MaxCompute provides a large number of built-in functions to meet data processing requirements in most business scenarios. This topic describes the types of built-in functions that are provided by MaxCompute. This topic also describes how to use the built-in functions.
Background information
The following table describes the types of built-in functions that are provided by MaxCompute.
Type | Description |
---|---|
Date functions | Used to process data of a date type, such as DATE, DATETIME, or TIMESTAMP. For example, you can use these functions to add and subtract date values, calculate date value differences, extract date fields, obtain the current time, and convert date formats. |
Mathematical functions | Used to process data of a numeric type, such as BIGINT, DOUBLE, DECIMAL, or FLOAT. For example, you can use these functions to convert numeral systems, perform mathematical operations, round values, and obtain random numbers. |
Window functions | Used to process the data of columns in a window. For example, you can use these functions to calculate the sum, maximum value, minimum value, average value, and median value of column data, sort column data, obtain the data of columns at a given offset, and sample column data. |
Aggregate functions | Used to aggregate multiple input records into an output value. For example, you can use these functions to calculate the sum, maximum value, minimum value, and average value of data, aggregate parameters, and concatenate strings. |
String functions | Used to process data of the STRING type. For example, you can use these functions to truncate strings, replace strings, search for strings, convert uppercase and lowercase letters, and convert string formats. |
Complex type functions | Used to process data of the MAP, ARRAY, STRUCT, or JSON type. For example, you can use these functions to deduplicate, aggregate, sort, and merge elements. |
Other functions | Used to process data in other business scenarios. |
For more information about the mappings between the built-in functions of MaxCompute and the built-in functions of open source systems, see Mappings between built-in functions of MaxCompute and built-in functions of Hive, MySQL, and Oracle.
Usage notes
- For a built-in function, the types and number of input parameters and function format must meet the function syntax requirements. If the function syntax requirements are not met, MaxCompute cannot parse the built-in function and an error may occur when you execute the SQL statement in which the built-in function is called.

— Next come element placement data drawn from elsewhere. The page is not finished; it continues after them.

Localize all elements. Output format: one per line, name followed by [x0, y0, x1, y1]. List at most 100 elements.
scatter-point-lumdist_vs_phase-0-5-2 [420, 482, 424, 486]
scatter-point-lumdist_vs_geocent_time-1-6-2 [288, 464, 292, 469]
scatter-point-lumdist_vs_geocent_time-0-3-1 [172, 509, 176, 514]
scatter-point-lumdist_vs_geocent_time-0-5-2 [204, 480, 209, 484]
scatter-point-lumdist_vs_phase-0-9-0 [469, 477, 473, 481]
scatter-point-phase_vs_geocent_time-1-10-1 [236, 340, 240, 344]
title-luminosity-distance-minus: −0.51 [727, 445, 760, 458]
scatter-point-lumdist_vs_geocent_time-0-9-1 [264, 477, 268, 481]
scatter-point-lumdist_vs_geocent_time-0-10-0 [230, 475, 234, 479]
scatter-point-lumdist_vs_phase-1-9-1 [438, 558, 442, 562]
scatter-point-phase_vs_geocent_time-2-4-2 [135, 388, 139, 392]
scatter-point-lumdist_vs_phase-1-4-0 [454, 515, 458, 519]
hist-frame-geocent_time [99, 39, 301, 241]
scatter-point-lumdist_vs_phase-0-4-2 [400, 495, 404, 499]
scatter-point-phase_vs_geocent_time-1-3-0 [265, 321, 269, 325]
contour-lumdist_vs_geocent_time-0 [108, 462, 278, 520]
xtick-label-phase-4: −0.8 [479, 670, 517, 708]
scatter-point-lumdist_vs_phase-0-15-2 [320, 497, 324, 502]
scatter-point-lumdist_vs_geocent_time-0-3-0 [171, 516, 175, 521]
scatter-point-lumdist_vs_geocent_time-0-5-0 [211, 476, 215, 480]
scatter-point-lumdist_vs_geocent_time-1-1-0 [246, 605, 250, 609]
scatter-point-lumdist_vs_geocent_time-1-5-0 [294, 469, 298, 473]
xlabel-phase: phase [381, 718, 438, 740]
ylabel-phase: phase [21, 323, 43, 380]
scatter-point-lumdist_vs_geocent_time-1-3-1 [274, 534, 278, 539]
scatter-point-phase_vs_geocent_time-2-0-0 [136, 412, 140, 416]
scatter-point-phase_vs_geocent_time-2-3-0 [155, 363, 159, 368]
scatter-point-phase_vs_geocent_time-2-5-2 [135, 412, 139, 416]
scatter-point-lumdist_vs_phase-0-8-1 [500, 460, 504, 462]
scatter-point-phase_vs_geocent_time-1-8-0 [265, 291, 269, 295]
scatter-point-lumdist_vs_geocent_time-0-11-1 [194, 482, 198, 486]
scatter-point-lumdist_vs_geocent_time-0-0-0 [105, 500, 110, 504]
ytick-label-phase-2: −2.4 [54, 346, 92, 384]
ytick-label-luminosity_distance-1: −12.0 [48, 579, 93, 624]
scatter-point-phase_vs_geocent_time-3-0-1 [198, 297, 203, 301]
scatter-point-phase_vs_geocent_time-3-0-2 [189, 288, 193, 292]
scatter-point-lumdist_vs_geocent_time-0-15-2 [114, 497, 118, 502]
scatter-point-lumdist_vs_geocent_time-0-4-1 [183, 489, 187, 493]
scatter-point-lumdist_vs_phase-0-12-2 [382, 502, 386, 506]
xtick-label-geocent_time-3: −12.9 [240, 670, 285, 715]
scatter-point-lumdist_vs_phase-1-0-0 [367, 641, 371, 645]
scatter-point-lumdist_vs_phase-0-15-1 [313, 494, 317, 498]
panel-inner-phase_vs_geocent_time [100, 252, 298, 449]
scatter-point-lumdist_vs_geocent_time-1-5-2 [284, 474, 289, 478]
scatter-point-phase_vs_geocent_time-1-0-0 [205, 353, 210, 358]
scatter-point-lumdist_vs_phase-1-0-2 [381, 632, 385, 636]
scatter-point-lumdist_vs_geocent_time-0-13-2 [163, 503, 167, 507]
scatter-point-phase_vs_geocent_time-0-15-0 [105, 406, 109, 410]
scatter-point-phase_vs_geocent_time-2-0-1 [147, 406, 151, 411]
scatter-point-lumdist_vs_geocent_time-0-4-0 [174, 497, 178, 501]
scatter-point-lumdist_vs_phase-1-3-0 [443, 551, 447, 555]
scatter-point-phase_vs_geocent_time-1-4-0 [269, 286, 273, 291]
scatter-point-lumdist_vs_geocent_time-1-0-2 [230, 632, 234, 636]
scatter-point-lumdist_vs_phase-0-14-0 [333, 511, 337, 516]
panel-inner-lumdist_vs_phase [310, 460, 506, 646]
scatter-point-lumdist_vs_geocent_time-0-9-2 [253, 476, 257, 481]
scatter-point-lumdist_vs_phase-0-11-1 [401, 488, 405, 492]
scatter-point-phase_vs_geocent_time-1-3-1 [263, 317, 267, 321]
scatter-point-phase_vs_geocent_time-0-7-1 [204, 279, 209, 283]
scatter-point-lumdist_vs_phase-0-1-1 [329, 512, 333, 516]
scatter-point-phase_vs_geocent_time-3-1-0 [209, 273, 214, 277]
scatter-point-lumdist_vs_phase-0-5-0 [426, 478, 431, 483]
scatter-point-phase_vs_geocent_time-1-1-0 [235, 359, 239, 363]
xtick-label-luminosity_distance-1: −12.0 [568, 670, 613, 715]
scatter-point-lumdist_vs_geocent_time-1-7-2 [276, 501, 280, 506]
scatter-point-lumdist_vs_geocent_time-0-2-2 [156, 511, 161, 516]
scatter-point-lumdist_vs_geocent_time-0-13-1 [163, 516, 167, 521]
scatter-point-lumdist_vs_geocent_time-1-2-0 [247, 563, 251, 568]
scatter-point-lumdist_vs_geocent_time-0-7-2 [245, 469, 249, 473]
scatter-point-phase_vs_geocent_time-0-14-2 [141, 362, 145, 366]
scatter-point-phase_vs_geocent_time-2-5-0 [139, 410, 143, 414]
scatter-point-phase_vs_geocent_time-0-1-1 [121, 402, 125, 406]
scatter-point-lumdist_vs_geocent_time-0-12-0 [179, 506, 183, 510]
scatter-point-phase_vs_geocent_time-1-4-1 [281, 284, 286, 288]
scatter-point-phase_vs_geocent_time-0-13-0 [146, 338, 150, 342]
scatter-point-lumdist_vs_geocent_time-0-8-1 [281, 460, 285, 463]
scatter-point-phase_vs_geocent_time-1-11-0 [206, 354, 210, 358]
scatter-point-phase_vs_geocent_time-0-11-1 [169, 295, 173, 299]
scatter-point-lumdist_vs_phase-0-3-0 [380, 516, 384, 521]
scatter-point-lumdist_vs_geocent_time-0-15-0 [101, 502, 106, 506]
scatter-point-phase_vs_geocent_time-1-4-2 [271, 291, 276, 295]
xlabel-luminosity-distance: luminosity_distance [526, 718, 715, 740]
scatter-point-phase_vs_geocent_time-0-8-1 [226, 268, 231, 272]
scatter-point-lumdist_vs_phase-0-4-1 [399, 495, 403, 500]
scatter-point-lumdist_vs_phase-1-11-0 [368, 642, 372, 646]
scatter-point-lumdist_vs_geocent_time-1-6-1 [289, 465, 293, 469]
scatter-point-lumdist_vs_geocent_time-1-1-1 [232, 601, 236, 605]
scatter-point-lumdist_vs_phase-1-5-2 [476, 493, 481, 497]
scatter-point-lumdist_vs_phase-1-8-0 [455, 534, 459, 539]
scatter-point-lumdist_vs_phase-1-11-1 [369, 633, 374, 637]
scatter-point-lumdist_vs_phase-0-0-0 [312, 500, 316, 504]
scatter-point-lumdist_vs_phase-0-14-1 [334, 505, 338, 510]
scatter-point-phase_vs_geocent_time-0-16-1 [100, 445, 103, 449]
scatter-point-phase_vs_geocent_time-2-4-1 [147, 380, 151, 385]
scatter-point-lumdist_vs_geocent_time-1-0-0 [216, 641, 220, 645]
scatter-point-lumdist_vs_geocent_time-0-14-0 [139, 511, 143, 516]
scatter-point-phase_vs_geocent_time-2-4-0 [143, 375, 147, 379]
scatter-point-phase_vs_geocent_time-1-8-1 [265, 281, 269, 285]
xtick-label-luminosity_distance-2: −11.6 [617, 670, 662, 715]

- If the input parameters of a built-in function are of a type that is supported by
the MaxCompute V2.0 data type edition, you must enable the MaxCompute V2.0 data type
edition. The data types supported by the MaxCompute V2.0 data type edition include
TINYINT, SMALLINT, INT, FLOAT, VARCHAR, TIMESTAMP, and BINARY. If you do not enable
the MaxCompute V2.0 data type edition, an error may occur when you execute the SQL
statement in which the built-in function is called. You can enable the MaxCompute
V2.0 data type edition at the session or project level.
- Session level: Add
set odps.sql.type.system.odps2=true;
before the SQL statement in which a built-in function is called. Then, commit and execute them together. This configuration is valid for only the current SQL statement. - Project level: The owner of a project can enable the MaxCompute V2.0 data type edition
for the project based on the project requirements. The configuration takes effect
after 10 to 15 minutes. This configuration is valid for all the subsequent SQL statements.
setproject odps.sql.type.system.odps2=true;
- Session level: Add
- If you enable the MaxCompute V2.0 data type edition for a project, some implicit conversions are disabled, such as the conversions from STRING to BIGINT, STRING to DATETIME, DOUBLE to BIGINT, DECIMAL to DOUBLE, and DECIMAL to BIGINT. This may cause a loss of precision or errors. In this case, you can use the CAST function to forcefully convert the data types to resolve these issues. You can also disable the MaxCompute V2.0 data type edition.
- If the name of a UDF is the same as that of a built-in function, the UDF is preferentially
called. For example, if UDF CONCAT and built-in function CONCAT both exist in MaxCompute,
the system automatically calls UDF CONCAT instead of the built-in function CONCAT.
If you want to call the built-in function, you must add the symbol
::
before the built-in function, for example,select ::concat('ab', 'c');
. - If the settings of global properties of MaxCompute projects are different, the execution
results of built-in functions may be different. You can run the
setproject;
command to configure the global properties of a MaxCompute project.